2) Don't hope for any big surprises. The plot is strikingly generic, the "twist" is anticlimactic and predictable and the secret weapon is nothing more than a great big gun.
3) Suspension of Disbelief, Part One: Bruce Willis. The supposedly infallible Jackal is one sloppy assassin, especially when it comes to weaponry. His choice of a crude and bulky gatling gun undercuts reports of his slick methods. His use of a crude and bulky New York accent undercuts reports of his cosmopolitan savoir faire. On top of all that, he leaves the blueprints for his secret weapon lying around where the FBI can find them. So what sets this clumsy Jackal apart from other supercriminals? Well, he can (drumroll, please) change his haircolor! But so what? So can Dennis Rodman.
4) Suspension of Disbelief, Part Two: Richard Gere. Like many recent films (Blown Away, The Devil's Own), The Jackal has a special place in its heart for IRA terrorists.

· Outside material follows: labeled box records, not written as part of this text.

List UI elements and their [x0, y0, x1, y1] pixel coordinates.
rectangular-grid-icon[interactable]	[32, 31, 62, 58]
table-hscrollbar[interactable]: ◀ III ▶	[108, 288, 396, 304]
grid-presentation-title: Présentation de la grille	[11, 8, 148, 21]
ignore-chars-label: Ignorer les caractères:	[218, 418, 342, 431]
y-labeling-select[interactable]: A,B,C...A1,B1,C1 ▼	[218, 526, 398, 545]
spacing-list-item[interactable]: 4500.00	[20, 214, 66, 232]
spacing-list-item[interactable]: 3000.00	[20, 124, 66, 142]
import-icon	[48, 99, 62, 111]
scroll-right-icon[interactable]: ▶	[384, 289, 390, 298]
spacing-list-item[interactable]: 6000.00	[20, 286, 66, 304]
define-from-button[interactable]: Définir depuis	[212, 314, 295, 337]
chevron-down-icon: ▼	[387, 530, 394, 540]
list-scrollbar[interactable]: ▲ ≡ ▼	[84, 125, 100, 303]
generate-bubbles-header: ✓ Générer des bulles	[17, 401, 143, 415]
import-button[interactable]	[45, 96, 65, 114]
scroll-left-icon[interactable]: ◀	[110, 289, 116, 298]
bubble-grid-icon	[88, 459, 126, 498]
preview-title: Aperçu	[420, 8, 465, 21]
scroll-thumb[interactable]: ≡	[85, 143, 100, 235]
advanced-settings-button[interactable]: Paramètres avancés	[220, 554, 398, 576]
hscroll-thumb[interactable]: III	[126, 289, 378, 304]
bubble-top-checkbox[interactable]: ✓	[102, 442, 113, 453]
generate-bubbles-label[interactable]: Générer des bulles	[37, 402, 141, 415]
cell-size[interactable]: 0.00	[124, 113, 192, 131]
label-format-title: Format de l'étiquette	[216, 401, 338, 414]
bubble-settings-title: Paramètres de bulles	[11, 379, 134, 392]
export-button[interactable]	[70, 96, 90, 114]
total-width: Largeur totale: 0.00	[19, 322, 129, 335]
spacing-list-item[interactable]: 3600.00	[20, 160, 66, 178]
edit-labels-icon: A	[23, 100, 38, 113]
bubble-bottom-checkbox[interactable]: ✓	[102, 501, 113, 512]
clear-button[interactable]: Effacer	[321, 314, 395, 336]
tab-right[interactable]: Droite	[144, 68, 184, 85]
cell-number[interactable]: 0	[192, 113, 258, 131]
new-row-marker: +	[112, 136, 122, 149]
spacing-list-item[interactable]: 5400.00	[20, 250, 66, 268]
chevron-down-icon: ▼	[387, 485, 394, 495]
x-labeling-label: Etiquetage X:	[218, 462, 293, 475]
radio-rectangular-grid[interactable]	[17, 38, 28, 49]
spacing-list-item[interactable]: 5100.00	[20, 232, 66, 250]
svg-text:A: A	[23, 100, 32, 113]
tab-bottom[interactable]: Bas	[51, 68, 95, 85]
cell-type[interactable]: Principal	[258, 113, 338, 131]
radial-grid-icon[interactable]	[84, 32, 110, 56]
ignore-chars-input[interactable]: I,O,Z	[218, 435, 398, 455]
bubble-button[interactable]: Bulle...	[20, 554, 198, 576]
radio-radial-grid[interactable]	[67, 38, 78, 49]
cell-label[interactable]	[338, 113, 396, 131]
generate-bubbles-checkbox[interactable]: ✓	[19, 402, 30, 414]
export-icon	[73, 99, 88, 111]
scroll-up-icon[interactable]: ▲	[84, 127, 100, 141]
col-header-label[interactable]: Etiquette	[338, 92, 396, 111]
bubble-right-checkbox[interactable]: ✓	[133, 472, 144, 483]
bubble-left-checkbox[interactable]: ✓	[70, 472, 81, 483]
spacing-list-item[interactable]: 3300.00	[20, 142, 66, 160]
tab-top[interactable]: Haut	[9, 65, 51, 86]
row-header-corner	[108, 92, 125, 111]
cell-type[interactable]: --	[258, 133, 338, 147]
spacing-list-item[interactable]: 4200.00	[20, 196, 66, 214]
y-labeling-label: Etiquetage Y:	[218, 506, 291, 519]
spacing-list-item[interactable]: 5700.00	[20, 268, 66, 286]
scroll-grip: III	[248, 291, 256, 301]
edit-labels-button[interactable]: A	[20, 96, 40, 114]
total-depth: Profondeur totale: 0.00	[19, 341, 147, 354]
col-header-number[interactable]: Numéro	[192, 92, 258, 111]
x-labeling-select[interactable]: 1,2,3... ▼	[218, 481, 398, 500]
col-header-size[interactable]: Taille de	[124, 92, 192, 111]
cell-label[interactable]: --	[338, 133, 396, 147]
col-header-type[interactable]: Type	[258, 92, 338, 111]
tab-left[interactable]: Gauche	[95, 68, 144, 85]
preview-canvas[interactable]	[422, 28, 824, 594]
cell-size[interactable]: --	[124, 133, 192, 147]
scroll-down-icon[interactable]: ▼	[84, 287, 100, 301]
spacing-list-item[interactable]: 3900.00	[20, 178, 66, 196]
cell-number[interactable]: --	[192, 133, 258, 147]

Such comprehensive forgiveness normally isn't extended to others who live on the moral margins, such as Islamic terrorists or Louise Woodward; but it allows Gere's Mulqueen, a convicted killer, to roam around unmanacled and largely unsupervised. The script strains to pardon Mulqueen's crimes by contrasting his noble, ideological struggle with the Jackal's vicious, gun-for-hire mentality, but both characters are so poorly developed that it's hard to care. What little friction there is between the two terrorists comes to nought.
5) Remember: Bruce Willis is the bad guy. Despite the script's best attempts to make Richard Gere sympathetic, his character is simply too ineffectual to earn the respect of your average, testosterone-charged action movie audience. Lines like, "Yes, I promise it will end. And I will end it," only make matters worse. As for Willis, he is sufficiently ruthless but seems a little bored by the whole affair.
6) Restrain yourself from going out and buying a Dodge Caravan after watching this movie; many of its scenes play like a Chrysler commercial (although Nissan also gets some exposure). The use of the familiar minivan as an instrument of terrorism turns out to be the most clever gag of the entire movie: nobody can find the infamous Jackal because he's driving the ubiquitous Caravan. Dodge Caravan: driven by soccer moms and international terrorists the world over.
7) Hope you think slow motion photography is the coolest thing since Pez. Hack director Caton-Jones certainly does. He also thinks the hyena and the jackal are the same animal. In both cases, he is very, very wrong.
8) Hope you like thinly veiled sexism. The women of The Jackal function only to jump-start the barely realized "vendetta" between Mulqueen and The Jackal. The film's best character by far, Major Valentina Koslova (Diane Venora), is wasted (literally and figuratively) to give the ineffectual Mulqueen another score to settle--a terrible thing to do to a strong, interesting female character. The script tries to redeem itself by giving Mulqueen's former girlfriend, Isabella (Matilda May), a key role in the resolution of the plot; but because her role is so impoverished throughout most of the film, the effect is more baffling than empowering.
9) Hope you like not-so-thinly veiled homophobia. The Jackal "penetrates" government security by seducing a gay civil servant. When he finally disposes of the poor man, the director makes the whole thing look like a big joke. Ha, ha, the gay man got shot! If you don't find this funny, you probably won't enjoy The Jackal.
10) Send your contributions to the Save Sidney Poitier's Career Foundation. The Oscar-winner plays the large but completely unremarkable role of the fatherly Agent Preston. Sidney, baby, what's a nice actor like you doing in a turkey like this? Sic the Jackal on your agent.
The verdict? Well, if you're just dying for a movie about an international man of mystery, go rent Austin Powers. Yeah, baby, yeah!